In 2009, she took off on a grand tour of Latin America, stopping two weeks in Buenos Aires that somehow turned into a year-and-a-half. She earned her keep with teaching and freelance journalism, while learning tango, Spanish, Wing Chun, Vietnamese cooking and pole-dancing (“for fitness, not the stripper kind,” she specifies).

She fell in love with the city – “the tango, the sunshine, the passion, the people, the steaks and the wine” – but the economy was nose-diving. “It was the first time I learnt what inflation meant. It meant that the price of roast chicken in the supermarket would shoot up overnight,” she says.

She decided to head back to the more stable climes of Canada, this time to Montreal. “I wanted a proper job, a proper lifestyle. I felt I had to get settled,” she says.

Her persistence paid off when, after a four-month search, she was hired as a communications officer at McGill University. The move allowed her to catch her breath. For nearly two years, she enjoyed the novelty of sitting in an office earning a regular income.

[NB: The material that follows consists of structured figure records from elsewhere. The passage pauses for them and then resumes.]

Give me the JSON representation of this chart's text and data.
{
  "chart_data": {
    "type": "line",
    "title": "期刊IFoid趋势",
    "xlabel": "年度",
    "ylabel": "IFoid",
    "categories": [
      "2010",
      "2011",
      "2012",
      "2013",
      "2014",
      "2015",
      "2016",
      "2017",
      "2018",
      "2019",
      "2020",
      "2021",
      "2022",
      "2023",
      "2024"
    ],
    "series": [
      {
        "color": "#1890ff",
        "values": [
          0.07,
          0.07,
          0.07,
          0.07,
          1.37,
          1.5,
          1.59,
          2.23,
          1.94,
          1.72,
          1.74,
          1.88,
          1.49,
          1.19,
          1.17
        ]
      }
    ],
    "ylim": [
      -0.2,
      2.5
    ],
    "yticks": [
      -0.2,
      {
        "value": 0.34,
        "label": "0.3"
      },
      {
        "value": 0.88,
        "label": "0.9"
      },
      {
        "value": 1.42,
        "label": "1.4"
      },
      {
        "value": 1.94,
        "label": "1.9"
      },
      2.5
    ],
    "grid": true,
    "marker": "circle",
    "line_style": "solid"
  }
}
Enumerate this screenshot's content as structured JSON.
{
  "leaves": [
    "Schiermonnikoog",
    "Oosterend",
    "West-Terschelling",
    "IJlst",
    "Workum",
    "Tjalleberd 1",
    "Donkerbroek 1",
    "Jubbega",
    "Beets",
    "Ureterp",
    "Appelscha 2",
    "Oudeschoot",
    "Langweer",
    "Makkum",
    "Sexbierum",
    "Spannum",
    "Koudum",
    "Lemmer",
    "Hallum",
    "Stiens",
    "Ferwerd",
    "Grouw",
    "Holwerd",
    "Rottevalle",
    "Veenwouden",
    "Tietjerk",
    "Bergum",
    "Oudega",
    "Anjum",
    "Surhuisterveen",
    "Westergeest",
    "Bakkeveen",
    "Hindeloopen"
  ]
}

But spending five days a week in front of a computer, she began to hanker for more contact with other people, the type she’d enjoyed while teaching. Remembering how she’d enjoyed baking with her mum when she was young, she started giving lessons every Saturday afternoon.


‘Roller-coaster ride’
Advertising her classes on social networking sites, demand soon grew to the point where she had to make a decision. She opted to turn the bakery into a full-time occupation, going on a marketing blitz and partnering with local business and community groups to offer special group packages. As well as bachelorettes, she also does birthdays, corporate events and kids’ parties.

With her summer all booked up, the holiday in Japan will be a welcome break. But, she’ll be back soon. “It’s been a rollercoaster ride,” she says, setting her mug of tea down onto the table. “But, now I’m ready to settle down.”